You’d read my internal struggle, I saw that with your final smile before you walked back to the pale blue car.
‘Let’s try again tomorrow then,’ you said.
Four months before: Catherine
Our first summer in the country has been dry and hot, each morning the sky relentlessly blue, the earth so thirsty you can almost hear it panting. Sam tells me we chose the perfect time to escape, with the whole of the long summer holiday free to explore the hills and beaches and crackling, dried-up woods of our new habitat.
‘We have each other and the kids and now we have this beautiful wreck of a house. What more could you want?’ he says whenever I worry about the sudden, dramatic slashing of our regular income. ‘My new job starts in September, and until then we’ve always got your money to fall back on.’
My money, compensation for losing my mother to breast cancer fourteen years ago and my father to a new wife in New York. He’s living thedolce vitajust like us, except his dream involves sushi and high art and a woman who wears matching silk underwear.
We left London in a rush, six weeks from Sam handing his notice in at his reliable, well-paid prep school job to the removal vans rattling up in front of the ramshackle Hansel and Gretel cottage in Somerset.
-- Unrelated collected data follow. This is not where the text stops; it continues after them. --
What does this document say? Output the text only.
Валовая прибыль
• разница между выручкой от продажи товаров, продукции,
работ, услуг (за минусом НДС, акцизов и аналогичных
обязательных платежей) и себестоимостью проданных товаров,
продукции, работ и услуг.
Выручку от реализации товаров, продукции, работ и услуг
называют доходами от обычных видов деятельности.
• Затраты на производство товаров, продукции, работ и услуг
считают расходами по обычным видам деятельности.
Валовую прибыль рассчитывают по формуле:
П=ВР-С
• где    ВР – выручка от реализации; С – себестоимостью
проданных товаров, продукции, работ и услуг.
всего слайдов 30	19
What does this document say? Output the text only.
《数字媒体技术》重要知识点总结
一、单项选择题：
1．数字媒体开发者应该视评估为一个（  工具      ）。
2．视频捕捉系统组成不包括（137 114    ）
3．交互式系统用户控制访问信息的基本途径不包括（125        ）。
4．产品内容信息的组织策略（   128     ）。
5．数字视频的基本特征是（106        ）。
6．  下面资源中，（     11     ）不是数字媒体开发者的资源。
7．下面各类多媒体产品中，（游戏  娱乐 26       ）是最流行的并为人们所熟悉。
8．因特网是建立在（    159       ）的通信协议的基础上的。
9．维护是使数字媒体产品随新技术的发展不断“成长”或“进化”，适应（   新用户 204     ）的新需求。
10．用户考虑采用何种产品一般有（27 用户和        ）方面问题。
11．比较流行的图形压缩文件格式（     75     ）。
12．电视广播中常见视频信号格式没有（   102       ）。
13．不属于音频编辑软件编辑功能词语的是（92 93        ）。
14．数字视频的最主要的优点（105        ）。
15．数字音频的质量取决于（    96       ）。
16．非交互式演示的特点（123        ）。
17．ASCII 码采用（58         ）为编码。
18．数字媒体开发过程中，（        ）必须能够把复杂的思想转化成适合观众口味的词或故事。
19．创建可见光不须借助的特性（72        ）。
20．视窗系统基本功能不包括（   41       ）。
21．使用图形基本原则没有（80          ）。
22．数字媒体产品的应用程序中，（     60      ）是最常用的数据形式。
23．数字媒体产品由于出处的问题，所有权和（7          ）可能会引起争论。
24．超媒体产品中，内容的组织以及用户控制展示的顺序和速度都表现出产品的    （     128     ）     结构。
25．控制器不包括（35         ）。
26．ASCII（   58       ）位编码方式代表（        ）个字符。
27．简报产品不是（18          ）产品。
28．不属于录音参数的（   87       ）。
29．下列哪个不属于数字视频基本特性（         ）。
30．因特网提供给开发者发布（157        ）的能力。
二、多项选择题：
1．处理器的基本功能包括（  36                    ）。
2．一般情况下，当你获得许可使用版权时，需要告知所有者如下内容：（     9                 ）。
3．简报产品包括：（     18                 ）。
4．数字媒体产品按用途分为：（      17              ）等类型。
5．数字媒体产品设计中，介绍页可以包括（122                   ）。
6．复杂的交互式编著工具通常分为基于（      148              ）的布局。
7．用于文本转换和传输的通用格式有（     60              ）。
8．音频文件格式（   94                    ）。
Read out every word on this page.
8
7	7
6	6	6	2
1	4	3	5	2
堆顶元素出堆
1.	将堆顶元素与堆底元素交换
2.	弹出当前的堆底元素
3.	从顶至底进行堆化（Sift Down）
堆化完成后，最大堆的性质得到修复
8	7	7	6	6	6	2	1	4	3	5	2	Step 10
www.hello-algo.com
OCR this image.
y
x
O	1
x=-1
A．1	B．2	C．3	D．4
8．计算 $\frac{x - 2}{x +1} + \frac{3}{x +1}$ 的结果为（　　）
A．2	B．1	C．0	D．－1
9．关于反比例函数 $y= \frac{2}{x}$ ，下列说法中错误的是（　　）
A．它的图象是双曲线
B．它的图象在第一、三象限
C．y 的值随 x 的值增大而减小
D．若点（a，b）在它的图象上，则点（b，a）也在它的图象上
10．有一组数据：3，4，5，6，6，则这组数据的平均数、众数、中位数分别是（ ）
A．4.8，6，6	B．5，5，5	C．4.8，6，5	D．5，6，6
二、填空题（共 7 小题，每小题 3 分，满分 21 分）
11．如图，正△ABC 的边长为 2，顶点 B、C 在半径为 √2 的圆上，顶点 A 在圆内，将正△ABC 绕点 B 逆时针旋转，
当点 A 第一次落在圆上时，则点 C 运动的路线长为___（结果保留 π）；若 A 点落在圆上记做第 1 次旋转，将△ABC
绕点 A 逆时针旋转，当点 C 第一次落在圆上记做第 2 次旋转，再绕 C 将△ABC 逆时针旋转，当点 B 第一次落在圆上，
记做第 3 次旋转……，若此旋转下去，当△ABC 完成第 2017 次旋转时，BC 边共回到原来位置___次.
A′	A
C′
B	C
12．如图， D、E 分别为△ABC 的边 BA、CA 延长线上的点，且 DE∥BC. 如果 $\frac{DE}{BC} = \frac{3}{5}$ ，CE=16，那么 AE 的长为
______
‘It’s pretty, I’ll give you that,’ I said the first time I saw the place, with the wisteria curling decoratively around its rusty front gate and an explosion of roses, red, pink and white, across its front.
I thought it looked like a child’s drawing of a house with its mismatched roofs, one thatch, two tiled, all at different heights, its windows of varying sizes, peeling stable doors and thick, fur-like covering of ivy. We made an offer there and then, and when the surveyor’s report came back revealing wall-to-wall damp and poor insulation, we bought it anyway.
‘We’re going off to Frome to buy paint,’ Sam says, kissing me and herding the children at the same time. ‘We’ll get a cake from that shop you like.’